Il TAR esamina varie possibili soluzioni per determinare un termine ragionevole per la conclusione del procedimento di controllo:

  1. applicare il termine generale di 30 giorni previsto dall’art. 2 della legge n. 241 del 1990;
  2. applicare l’art. 21 quinquies della stessa legge, che consente la revoca dei provvedimenti senza limiti di tempo, ma con obbligo di indennizzo;
  3. applicare l’art. 21 nonies, che prevede un termine massimo di 12 mesi per l’annullamento d’ufficio dei provvedimenti;
  4. applicare il termine quinquennale previsto dall’art. 28 della legge n. 689 del 1981 per i procedimenti sanzionatori.

Il Collegio ritiene che né l’art. 21 quinquies né l’art. 21 nonies siano applicabili in questo caso, poiché il provvedimento revocato non era illegittimo.
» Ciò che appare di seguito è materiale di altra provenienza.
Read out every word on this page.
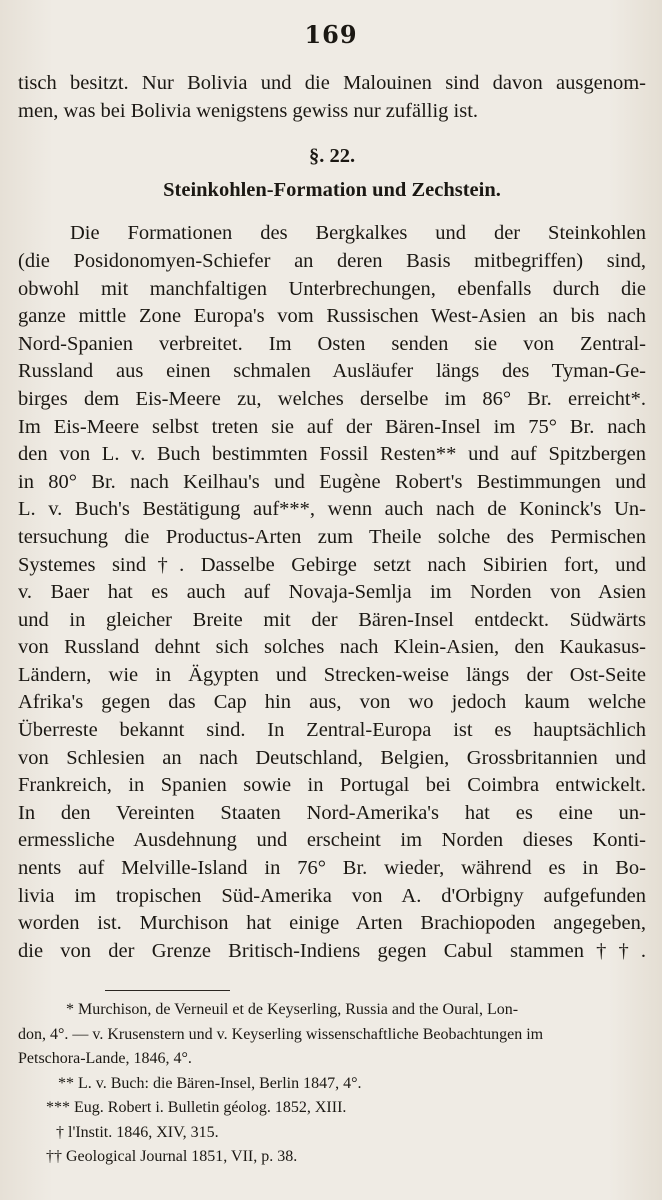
169
tisch besitzt. Nur Bolivia und die Malouinen sind davon ausgenom-
men, was bei Bolivia wenigstens gewiss nur zufällig ist.
§. 22.
Steinkohlen-Formation und Zechstein.
Die Formationen des Bergkalkes und der Steinkohlen
(die Posidonomyen-Schiefer an deren Basis mitbegriffen) sind,
obwohl mit manchfaltigen Unterbrechungen, ebenfalls durch die
ganze mittle Zone Europa's vom Russischen West-Asien an bis nach
Nord-Spanien verbreitet. Im Osten senden sie von Zentral-
Russland aus einen schmalen Ausläufer längs des Tyman-Ge-
birges dem Eis-Meere zu, welches derselbe im 86° Br. erreicht*.
Im Eis-Meere selbst treten sie auf der Bären-Insel im 75° Br. nach
den von L. v. Buch bestimmten Fossil Resten** und auf Spitzbergen
in 80° Br. nach Keilhau's und Eugène Robert's Bestimmungen und
L. v. Buch's Bestätigung auf***, wenn auch nach de Koninck's Un-
tersuchung die Productus-Arten zum Theile solche des Permischen
Systemes sind†. Dasselbe Gebirge setzt nach Sibirien fort, und
v. Baer hat es auch auf Novaja-Semlja im Norden von Asien
und in gleicher Breite mit der Bären-Insel entdeckt. Südwärts
von Russland dehnt sich solches nach Klein-Asien, den Kaukasus-
Ländern, wie in Ägypten und Strecken-weise längs der Ost-Seite
Afrika's gegen das Cap hin aus, von wo jedoch kaum welche
Überreste bekannt sind. In Zentral-Europa ist es hauptsächlich
von Schlesien an nach Deutschland, Belgien, Grossbritannien und
Frankreich, in Spanien sowie in Portugal bei Coimbra entwickelt.
In den Vereinten Staaten Nord-Amerika's hat es eine un-
ermessliche Ausdehnung und erscheint im Norden dieses Konti-
nents auf Melville-Island in 76° Br. wieder, während es in Bo-
livia im tropischen Süd-Amerika von A. d'Orbigny aufgefunden
worden ist. Murchison hat einige Arten Brachiopoden angegeben,
die von der Grenze Britisch-Indiens gegen Cabul stammen††.
* Murchison, de Verneuil et de Keyserling, Russia and the Oural, Lon-
don, 4°. — v. Krusenstern und v. Keyserling wissenschaftliche Beobachtungen im
Petschora-Lande, 1846, 4°.
** L. v. Buch: die Bären-Insel, Berlin 1847, 4°.
*** Eug. Robert i. Bulletin géolog. 1852, XIII.
† l'Instit. 1846, XIV, 315.
†† Geological Journal 1851, VII, p. 38.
Neanche il termine generale di 30 giorni è ritenuto applicabile, poiché non è perentorio.

Pertanto, la durata ragionevole del procedimento deve essere determinata considerando altri parametri, come il termine di prescrizione decennale per l’azione di ripetizione di indebito o il termine quinquennale per i procedimenti sanzionatori.

La giurisprudenza europea sottolinea che il superamento del termine ragionevole può costituire un motivo di annullamento delle decisioni amministrative solo se pregiudica i diritti della difesa.

Inoltre, la Corte Costituzionale italiana ha affermato che la durata del procedimento deve essere contenuta entro limiti temporali ragionevoli per garantire la certezza giuridica e l’effettività del diritto di difesa.

Al termine delle suddette considerazioni il Collegio stabilisce che per i procedimenti afflittivi, come quello di revoca del caso di specie, il termine ragionevole può essere il termine decennale, che corrisponde al termine di prescrizione per l’azione di ripetizione di indebito.